As aquisições triplicaram: se,
em 1992, foram comprados 44,4
milhões, em 2001 foram 116,5 milhões de exemplares. Elas equivalem a 25% do faturamento médio
do mercado. Foi distribuída a cifra de 1 bilhão de livros. Na média,
cada brasileiro herdou seis livros.
Com o intuito de moralizar um
setor considerado crítico, o ministro da Educação, Paulo Renato
de Souza, instituiu comissões independentes, que levaram a estudantes dos confins obras como as
de Oscar Wilde e Hemingway.
"Nós limpamos. Mudamos o
método, passamos a respeitar a
escolha da escola e criamos a avaliação, que deu a mudança radical. Essa foi a chave para impedir
a corrupção", diz Paulo Renato.
Estudantes receberam pacotes
de cinco livros: um de poesia, um
de contos, um de literatura brasileira, um de estrangeira e uma peça de teatro. Professores e bibliotecas escolares receberam livros
de autores contemporâneos, como Vinicius de Moraes e J.J.Veiga, e de críticos, como José Ramos
Tinhorão e Roberto Schwarz.
Pedro Paulo de Senna Madureira, que vendeu ao governo, entre
outros, "Quinze", de Rachel de
Queiroz, comenta: "Não entro no
mérito da escolha, porque é sempre discutível. Pagaram corretamente, com preços muito inferiores. Negociaram de maneira dura.
Vale a pena para a editora e para
os autores, pois você ganha menos financeiramente, mas muito
politicamente, e leva livros para
lugares que você nunca chegaria".
A ordem era preço baixo. Segundo Ana Emília, que fecha os
contratos da editora Mandarim, o
governo exigia, em 2001, descontos de 60% e, em 2002, de 70%.

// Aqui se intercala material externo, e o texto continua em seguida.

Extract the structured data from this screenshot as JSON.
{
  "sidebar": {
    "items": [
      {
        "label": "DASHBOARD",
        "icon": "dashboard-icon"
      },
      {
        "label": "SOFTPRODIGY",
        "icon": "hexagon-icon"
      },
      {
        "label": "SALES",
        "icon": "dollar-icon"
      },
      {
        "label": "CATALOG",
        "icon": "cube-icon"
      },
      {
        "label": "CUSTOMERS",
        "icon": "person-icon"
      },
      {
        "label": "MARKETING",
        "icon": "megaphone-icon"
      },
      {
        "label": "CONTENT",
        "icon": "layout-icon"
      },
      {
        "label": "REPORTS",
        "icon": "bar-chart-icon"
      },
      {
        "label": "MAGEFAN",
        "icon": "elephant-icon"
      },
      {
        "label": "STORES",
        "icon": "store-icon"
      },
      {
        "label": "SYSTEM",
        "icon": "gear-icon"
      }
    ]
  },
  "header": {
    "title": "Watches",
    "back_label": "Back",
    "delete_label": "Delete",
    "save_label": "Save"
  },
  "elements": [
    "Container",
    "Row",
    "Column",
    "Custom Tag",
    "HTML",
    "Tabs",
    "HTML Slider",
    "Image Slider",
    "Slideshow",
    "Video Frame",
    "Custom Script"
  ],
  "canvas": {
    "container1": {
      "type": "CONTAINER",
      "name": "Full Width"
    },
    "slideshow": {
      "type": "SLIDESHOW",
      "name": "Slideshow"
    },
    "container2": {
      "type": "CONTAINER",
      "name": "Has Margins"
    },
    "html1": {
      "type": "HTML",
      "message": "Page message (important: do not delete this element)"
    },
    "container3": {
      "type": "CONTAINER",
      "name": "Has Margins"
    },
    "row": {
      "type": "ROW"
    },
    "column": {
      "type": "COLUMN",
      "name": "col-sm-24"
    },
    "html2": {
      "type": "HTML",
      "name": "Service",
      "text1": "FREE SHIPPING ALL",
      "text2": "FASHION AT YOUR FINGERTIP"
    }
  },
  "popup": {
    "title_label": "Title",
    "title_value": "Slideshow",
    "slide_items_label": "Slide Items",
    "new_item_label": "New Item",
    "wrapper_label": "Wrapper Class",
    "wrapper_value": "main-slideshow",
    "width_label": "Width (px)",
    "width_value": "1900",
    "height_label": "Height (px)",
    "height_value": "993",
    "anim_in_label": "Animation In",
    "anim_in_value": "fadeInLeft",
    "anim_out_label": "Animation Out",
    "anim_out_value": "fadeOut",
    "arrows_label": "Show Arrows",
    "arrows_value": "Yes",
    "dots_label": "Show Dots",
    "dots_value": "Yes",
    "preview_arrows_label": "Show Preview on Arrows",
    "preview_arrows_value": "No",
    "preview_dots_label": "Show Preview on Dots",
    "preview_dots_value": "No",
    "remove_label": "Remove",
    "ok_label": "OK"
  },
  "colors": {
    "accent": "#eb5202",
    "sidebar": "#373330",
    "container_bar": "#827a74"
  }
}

Quanto à avaliação dos livros,
há exemplos como o de "Realidade e Vida" (Editora Lê), que afirmava que "na boca encontramos
amígdalas" (amígdalas ficam na
garganta), enquanto uma figura
indicava as glândulas salivares como amígdalas. Já "O Município
de Petrópolis" (Livro Técnico),
sobre escravidão, concluía:
"Quando o senhor, isto é, o proprietário do escravo, tinha bom
coração, tratava bem seus escravos. Quando era mau, submetia-os a maus-tratos corporais".

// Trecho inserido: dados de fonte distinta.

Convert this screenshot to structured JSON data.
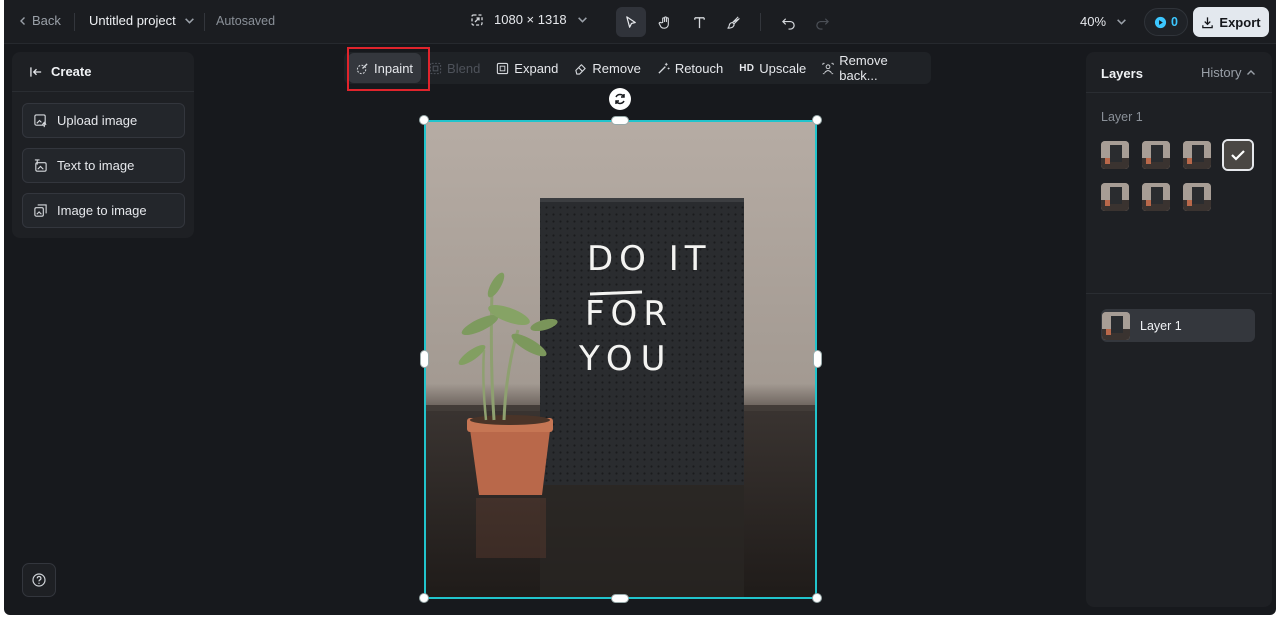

"Começamos a avaliar os livros,
onde encontramos verdadeiras
barbaridades de preconceito, erros factuais, interpretações tendenciosas. Isso estabeleceu um
padrão para as editoras", afirma o
ministro Paulo Renato.
"Tivemos comissões de 60 pessoas, com um representante de
cada secretaria estadual. Mas
quem escolheu foi a comissão nacional e a escola. E a lista para os
professores foi feita pela Academia Brasileira de Letras", explica.

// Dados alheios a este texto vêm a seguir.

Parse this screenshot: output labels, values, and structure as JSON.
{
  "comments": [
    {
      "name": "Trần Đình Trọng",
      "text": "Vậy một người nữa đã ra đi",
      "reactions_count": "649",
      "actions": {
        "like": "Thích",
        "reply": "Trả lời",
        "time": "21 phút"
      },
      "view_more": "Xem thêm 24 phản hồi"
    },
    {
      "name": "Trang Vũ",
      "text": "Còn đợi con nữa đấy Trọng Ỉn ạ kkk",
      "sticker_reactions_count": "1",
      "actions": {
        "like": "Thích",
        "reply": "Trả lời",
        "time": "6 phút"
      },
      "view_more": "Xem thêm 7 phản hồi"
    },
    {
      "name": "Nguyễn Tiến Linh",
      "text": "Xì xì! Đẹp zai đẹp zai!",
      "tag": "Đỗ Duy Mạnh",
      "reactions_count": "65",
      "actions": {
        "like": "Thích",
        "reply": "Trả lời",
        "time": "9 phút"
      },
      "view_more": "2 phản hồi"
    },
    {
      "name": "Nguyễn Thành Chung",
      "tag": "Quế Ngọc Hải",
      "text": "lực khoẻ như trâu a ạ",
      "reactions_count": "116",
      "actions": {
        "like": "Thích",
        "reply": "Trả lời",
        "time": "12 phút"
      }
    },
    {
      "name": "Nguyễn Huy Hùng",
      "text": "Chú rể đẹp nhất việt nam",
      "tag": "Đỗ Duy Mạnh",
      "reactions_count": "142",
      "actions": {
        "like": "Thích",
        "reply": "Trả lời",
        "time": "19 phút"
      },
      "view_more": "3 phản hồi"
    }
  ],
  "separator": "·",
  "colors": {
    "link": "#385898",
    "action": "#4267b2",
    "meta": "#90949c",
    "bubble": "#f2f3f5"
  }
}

Para Raul Wassermann, presidente da Câmara Brasileira do Livro (CBL), o aumento de compras
do governo é positivo, mas não
para todos. "Muitos continuam
em crise, especialmente as livrarias, mas os programas de governo federal, estadual e até municipal foram importantes para segurar o mercado. As editoras de livros didáticos do Brasil se tornaram grandes. O problema é que a
grande maioria fica de fora", diz.
No passado, 25 editoras forneciam livros para o governo. Hoje,
são 150, mas há ainda 300 de fora.
E Wassermann faz outra ressalva: "O garoto do Rio Grande do
Sul é obrigado a ler a mesma coisa
que o da Amazônia. Portanto, a
diversidade cultural é zero".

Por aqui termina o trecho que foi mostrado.